DON'T MODIFY ANYTHING IN THIS CELL
"""
%matplotlib inline
%config InlineBackend.figure_format = 'retina'

import tensorflow as tf
import pickle
import helper
import random

# Set batch size if not already set
try:
    if batch_size:
        pass
except NameError:
    batch_size = 64

save_model_path = './image_classification'
n_samples = 4
top_n_predictions = 3

def test_model():
    """
    Test the saved model against the test dataset
    """

    test_features, test_labels = pickle.load(open('preprocess_training.p', mode='rb'))
    loaded_graph = tf.Graph()

    with tf.Session(graph=loaded_graph) as sess:
        # Load model
        loader = tf.train.import_meta_graph(save_model_path + '.meta')
        loader.restore(sess, save_model_path)

        # Get Tensors from loaded model
        loaded_x = loaded_graph.get_tensor_by_name('x:0')
        loaded_y = loaded_graph.get_tensor_by_name('y:0')
        loaded_keep_prob = loaded_graph.get_tensor_by_name('keep_prob:0')
        loaded_logits = loaded_graph.get_tensor_by_name('logits:0')
        loaded_acc = loaded_graph.get_tensor_by_name('accuracy:0')
        
        # Get accuracy in batches for memory limitations
        test_batch_acc_total = 0
        test_batch_count = 0
        
        for train_feature_batch, train_label_batch in helper.batch_features_labels(test_features, test_labels, batch_size):
            test_batch_acc_total += sess.run(
                loaded_acc,
                feed_dict={loaded_x: train_feature_batch, loaded_y: train_label_batch, loaded_keep_prob: 1.0})
            test_batch_count += 1

        print('Testing Accuracy: {}\n'.format(test_batch_acc_total/test_batch_count))

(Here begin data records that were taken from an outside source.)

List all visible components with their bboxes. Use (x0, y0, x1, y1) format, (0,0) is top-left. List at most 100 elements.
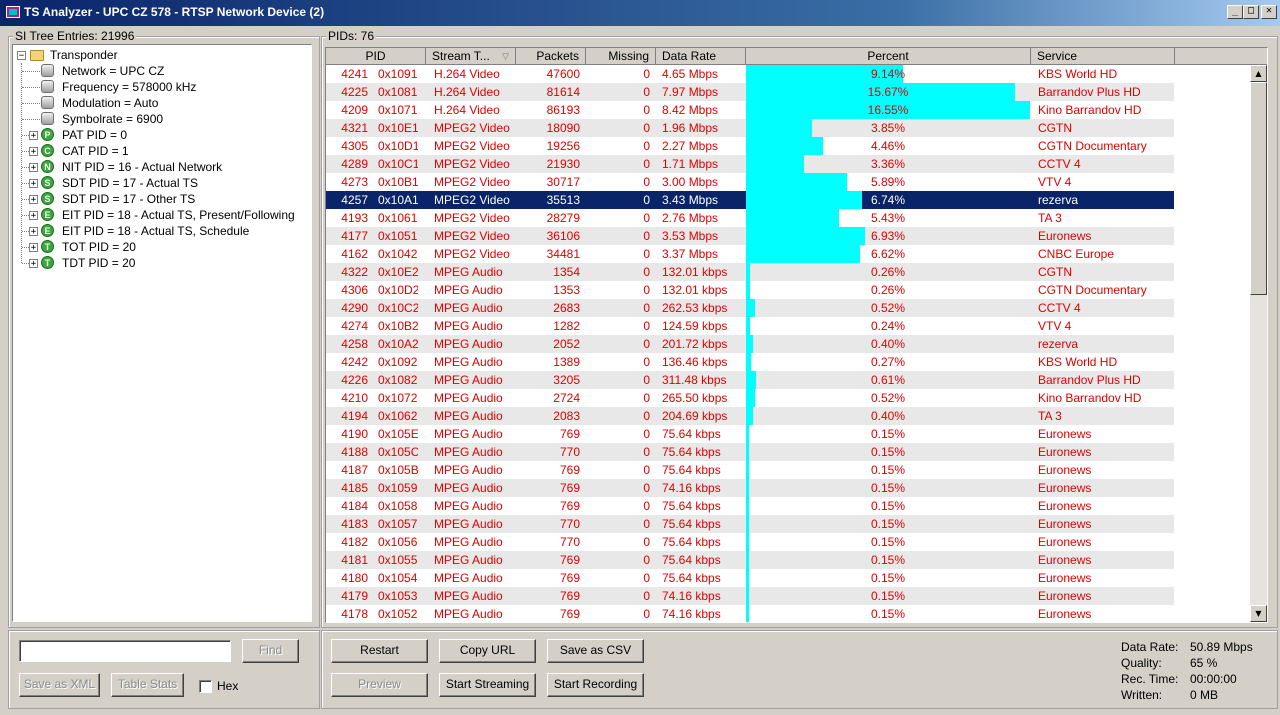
table-row[interactable]: 4193 0x1061 MPEG2 Video 28279 0 2.76 Mbps 5.43… (326, 209, 1174, 227)
pid-cell: 4185 (341, 481, 368, 495)
column-header-data-rate[interactable]: Data Rate (656, 48, 746, 65)
tree-item-transponder[interactable]: − Transponder (13, 47, 303, 63)
tree-item-table[interactable]: + C CAT PID = 1 (13, 143, 303, 159)
table-row[interactable]: 4321 0x10E1 MPEG2 Video 18090 0 1.96 Mbps 3.85… (326, 119, 1174, 137)
stream-type-cell: MPEG Audio (434, 283, 503, 297)
pid-cell: 4178 (341, 607, 368, 621)
minimize-button[interactable]: _ (1227, 5, 1243, 19)
table-row[interactable]: 4242 0x1092 MPEG Audio 1389 0 136.46 kbps 0.27… (326, 353, 1174, 371)
table-row[interactable]: 4226 0x1082 MPEG Audio 3205 0 311.48 kbps 0.61… (326, 371, 1174, 389)
search-input[interactable] (19, 640, 231, 662)
expand-icon[interactable]: + (29, 227, 38, 237)
table-row[interactable]: 4290 0x10C2 MPEG Audio 2683 0 262.53 kbps 0.52… (326, 299, 1174, 317)
column-header-service[interactable]: Service (1031, 48, 1175, 65)
restart-button[interactable]: Restart (331, 639, 428, 663)
tree-item-table[interactable]: + T TDT PID = 20 (13, 255, 303, 271)
percent-cell: 4.46% (746, 137, 1030, 155)
scroll-up-icon[interactable]: ▲ (1250, 65, 1267, 82)
table-row[interactable]: 4273 0x10B1 MPEG2 Video 30717 0 3.00 Mbps 5.89… (326, 173, 1174, 191)
pid-cell: 4209 (341, 103, 368, 117)
pid-table: PID Stream T... ▽ Packets Missing Data Ra… (325, 47, 1268, 623)
column-header-stream-type[interactable]: Stream T... ▽ (426, 48, 516, 65)
start-streaming-button[interactable]: Start Streaming (439, 673, 536, 697)
table-row[interactable]: 4209 0x1071 H.264 Video 86193 0 8.42 Mbps 16.5… (326, 101, 1174, 119)
tree-item-label: TOT PID = 20 (62, 240, 136, 254)
si-tree[interactable]: − Transponder Network = UPC CZ Frequency = … (12, 44, 312, 622)
expand-icon[interactable]: + (29, 243, 38, 253)
preview-button[interactable]: Preview (331, 673, 428, 697)
table-row[interactable]: 4184 0x1058 MPEG Audio 769 0 75.64 kbps 0.15% E… (326, 497, 1174, 515)
table-row[interactable]: 4177 0x1051 MPEG2 Video 36106 0 3.53 Mbps 6.93… (326, 227, 1174, 245)
missing-cell: 0 (643, 157, 650, 171)
tree-item-property[interactable]: Frequency = 578000 kHz (13, 79, 303, 95)
expand-icon[interactable]: + (29, 131, 38, 141)
hex-checkbox[interactable] (199, 680, 212, 693)
tree-item-table[interactable]: + E EIT PID = 18 - Actual TS, Present/Foll… (13, 207, 303, 223)
expand-icon[interactable]: + (29, 195, 38, 205)
expand-icon[interactable]: + (29, 179, 38, 189)
close-button[interactable]: ✕ (1261, 5, 1277, 19)
tree-item-table[interactable]: + S SDT PID = 17 - Actual TS (13, 175, 303, 191)
column-header-percent[interactable]: Percent (746, 48, 1031, 65)
collapse-icon[interactable]: − (17, 51, 26, 61)
column-header-packets[interactable]: Packets (516, 48, 586, 65)
table-row[interactable]: 4179 0x1053 MPEG Audio 769 0 74.16 kbps 0.15% E… (326, 587, 1174, 605)
table-row[interactable]: 4182 0x1056 MPEG Audio 770 0 75.64 kbps 0.15% E… (326, 533, 1174, 551)
tree-item-table[interactable]: + T TOT PID = 20 (13, 239, 303, 255)
table-row[interactable]: 4305 0x10D1 MPEG2 Video 19256 0 2.27 Mbps 4.46… (326, 137, 1174, 155)
table-row[interactable]: 4190 0x105E MPEG Audio 769 0 75.64 kbps 0.15% E… (326, 425, 1174, 443)
packets-cell: 36106 (546, 229, 580, 243)
table-row[interactable]: 4274 0x10B2 MPEG Audio 1282 0 124.59 kbps 0.24… (326, 317, 1174, 335)
expand-icon[interactable]: + (29, 163, 38, 173)
table-row[interactable]: 4210 0x1072 MPEG Audio 2724 0 265.50 kbps 0.52… (326, 389, 1174, 407)
table-row[interactable]: 4183 0x1057 MPEG Audio 770 0 75.64 kbps 0.15% E… (326, 515, 1174, 533)
expand-icon[interactable]: + (29, 211, 38, 221)
table-row[interactable]: 4178 0x1052 MPEG Audio 769 0 74.16 kbps 0.15% E… (326, 605, 1174, 622)
table-row[interactable]: 4180 0x1054 MPEG Audio 769 0 75.64 kbps 0.15% E… (326, 569, 1174, 587)
save-as-xml-button[interactable]: Save as XML (19, 673, 100, 697)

        # Print Random Samples
        random_test_features, random_test_labels = tuple(zip(*random.sample(list(zip(test_features, test_labels)), n_samples)))
        random_test_predictions = sess.run(
            tf.nn.top_k(tf.nn.softmax(loaded_logits), top_n_predictions),
            feed_dict={loaded_x: random_test_features, loaded_y: random_test_labels, loaded_keep_prob: 1.0})
        helper.display_image_predictions(random_test_features, random_test_labels, random_test_predictions)


test_model()


Testing Accuracy: 0.5505859375

Why 50-70% Accuracy?

You might be wondering why you can't get an accuracy any higher. First things first, 50% isn't bad for a simple CNN. Pure guessing would get you 10% accuracy. However, you might notice people are getting scores well above 70%. That's because we haven't taught you all there is to know about neural networks. We still need to cover a few more techniques.

Submitting This Project

When submitting this project, make sure to run all the cells before saving the notebook. Save the notebook file as "dlnd_image_classification.ipynb" and save it as a HTML file under "File" -> "Download as". Include the "helper.py" and "problem_unittests.py" files in your submission.